今年に入って出会えた最高のセリフでしょう。長い時代に於いて英国からの、
差別と圧政に苦しんだ愛蘭土人の「情念」に満ち溢れております。僕がこの
世で一番憎んで嫌って居るのものが、「差別」と「偽善」なのです。
そうした空気が満ち溢れた時代に対しての「反逆」を、オスカー・ワイルドは
数々の著作と彼自身によって闘い続けた一人です。この母にしてこの息子
あり、見上げたものです。

そして、そうした彼を公私に渡って支え続けたのが妻コンスタンスと、ワイルドが
32歳の時に知り合ったロバート・ロス様(マイケル・シーン)です。
映画の最後では、獄中から出てきたワイルドとダグラス卿が再会する所で終
わっておりますが、金の切れ目が縁の切れ目。この二人は3ヶ月後に別れます。
ワイルドが実に膨大な著作を書いていれたのは、一つにはロビーことロスの強い
支えがあったからなのです。事実、ロスはケンブリッジ大学に於いて、書評や、
劇評等の文芸活動をしていた経歴があり、このことが後に大きな影響を及ぼす
ことになります。

獄中でワイルドが、ダグラス卿に宛てて手紙を書くシーンがありますが、それが
後に『獄中記』として出版されるのですが、刑務所を訪問して、ワイルドに書く
ように薦めたのもロスですし、ワイルドの死後、彼の復権の為に出版に奔走した
のもロスなのです。

そして、ロスは1908年に『オスカー・ワイルドの業績』と言う本を出版し、ワイルド
への負債を全て清算した業績。
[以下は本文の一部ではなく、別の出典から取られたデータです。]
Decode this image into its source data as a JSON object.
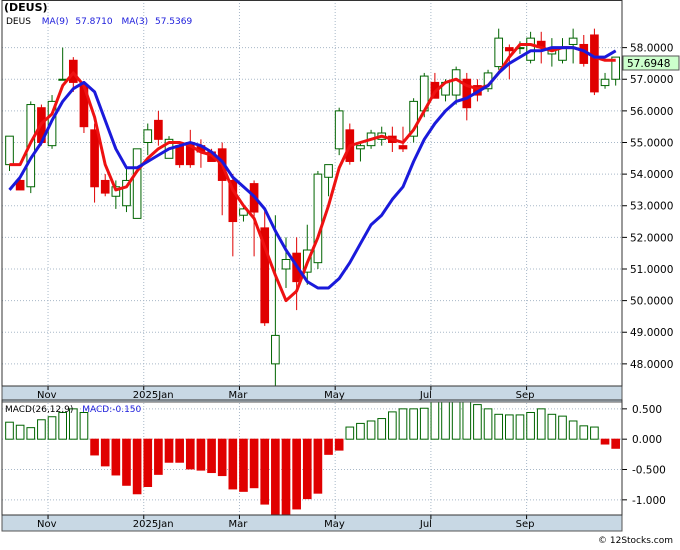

ダグラス卿に恋人の座を奪われながら、臨終を
見取り彼の名誉を挽回したことは、正に「品」の極致。
貴族であったダグラス卿が何ら「品」を持たなかった「外道」であったことに比べれ
ば天と地程の開きがあります。

ワイルドが1900年にこの世を去り、1918年にロスは心臓麻痺でこの世を去り
ます。
ロスの遺言により、遺骨は粉にされ、ワイルドの墓に埋葬されました。
ロバート・ロスは、そうするだけの権利がある人だと僕は信じて疑いません。